Introduction

One of the central themes of this book is how reducing the size of semiconductor structures down to mesoscopic and smaller scales brings the quantum wave nature of electrons into play, resulting in electronic and optical properties which are markedly different from those of bulk semiconductors. Chapters 6–10 describe how these properties can be exploited in device applications. But one of the key challenges facing physicists and engineers is how to make devices operate at room temperature. The main obstacle to achieving this goal is the unavoidable presence of phonons, the quantum vibrations of atoms making up a solid, and their ability to scatter electrons.

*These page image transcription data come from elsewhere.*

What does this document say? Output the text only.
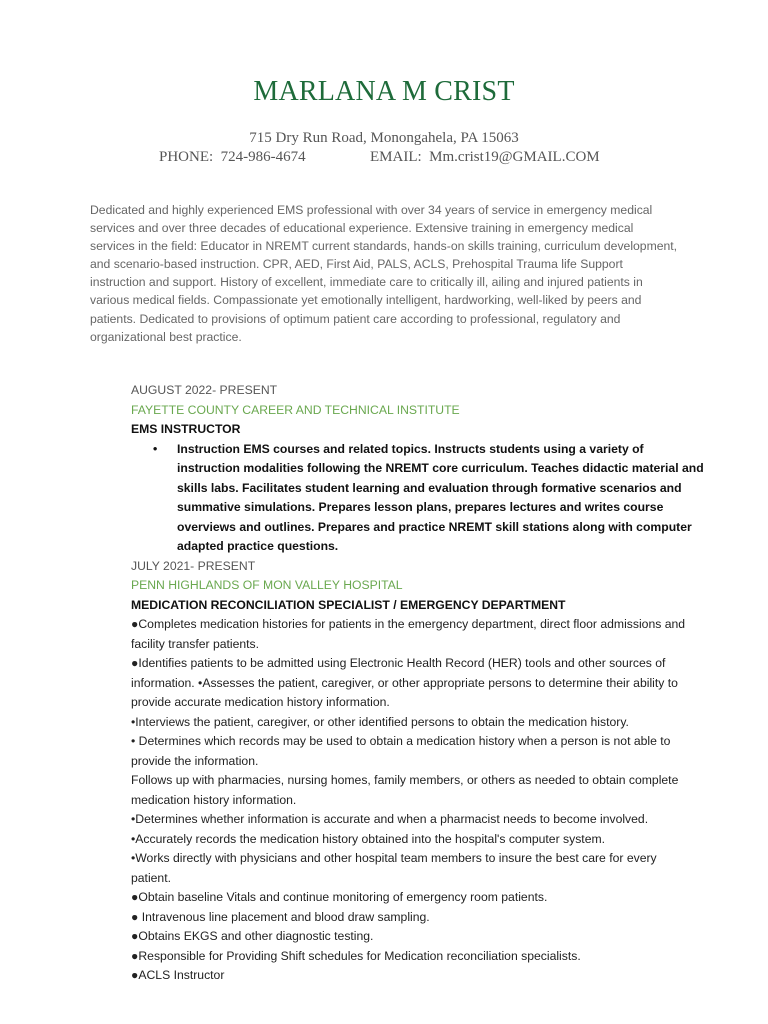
MARLANA M CRIST
715 Dry Run Road, Monongahela, PA 15063
PHONE:  724-986-4674	EMAIL:  Mm.crist19@GMAIL.COM
Dedicated and highly experienced EMS professional with over 34 years of service in emergency medical services and over three decades of educational experience. Extensive training in emergency medical services in the field: Educator in NREMT current standards, hands-on skills training, curriculum development, and scenario-based instruction. CPR, AED, First Aid, PALS, ACLS, Prehospital Trauma life Support instruction and support. History of excellent, immediate care to critically ill, ailing and injured patients in various medical fields. Compassionate yet emotionally intelligent, hardworking, well-liked by peers and patients. Dedicated to provisions of optimum patient care according to professional, regulatory and organizational best practice.
AUGUST 2022- PRESENT
FAYETTE COUNTY CAREER AND TECHNICAL INSTITUTE
EMS INSTRUCTOR
• Instruction EMS courses and related topics. Instructs students using a variety of instruction modalities following the NREMT core curriculum. Teaches didactic material and skills labs. Facilitates student learning and evaluation through formative scenarios and summative simulations. Prepares lesson plans, prepares lectures and writes course overviews and outlines. Prepares and practice NREMT skill stations along with computer adapted practice questions.
JULY 2021- PRESENT
PENN HIGHLANDS OF MON VALLEY HOSPITAL
MEDICATION RECONCILIATION SPECIALIST / EMERGENCY DEPARTMENT
●Completes medication histories for patients in the emergency department, direct floor admissions and facility transfer patients.
●Identifies patients to be admitted using Electronic Health Record (HER) tools and other sources of information. •Assesses the patient, caregiver, or other appropriate persons to determine their ability to provide accurate medication history information.
•Interviews the patient, caregiver, or other identified persons to obtain the medication history.
• Determines which records may be used to obtain a medication history when a person is not able to provide the information.
Follows up with pharmacies, nursing homes, family members, or others as needed to obtain complete medication history information.
•Determines whether information is accurate and when a pharmacist needs to become involved.
•Accurately records the medication history obtained into the hospital's computer system.
•Works directly with physicians and other hospital team members to insure the best care for every patient.
●Obtain baseline Vitals and continue monitoring of emergency room patients.
● Intravenous line placement and blood draw sampling.
●Obtains EKGS and other diagnostic testing.
●Responsible for Providing Shift schedules for Medication reconciliation specialists.
●ACLS Instructor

Phonons would thus appear to occupy an uncomfortable position in the study of low-dimensional structures, with an understanding of their properties required solely for the purpose of finding ways to reduce their interaction with electrons. As we shall see in this chapter, however, the physics of phonons in low-dimensional structures is sufficiently fundamental and non-trivial to be of interest in its own right. Just as for electrons, phonons can be confined within heterostructures and we would like to know how the dynamics of low-dimensional phonons differs from that of bulk phonons. We would also like to understand the effects of dimensionality on the electron–phonon interaction and hence such electron transport properties as the phonon-scattering-limited mobility.

In fact, finding ways to reduce the electron–phonon interaction is not the only reason for investigating phonons in low-dimensional structures.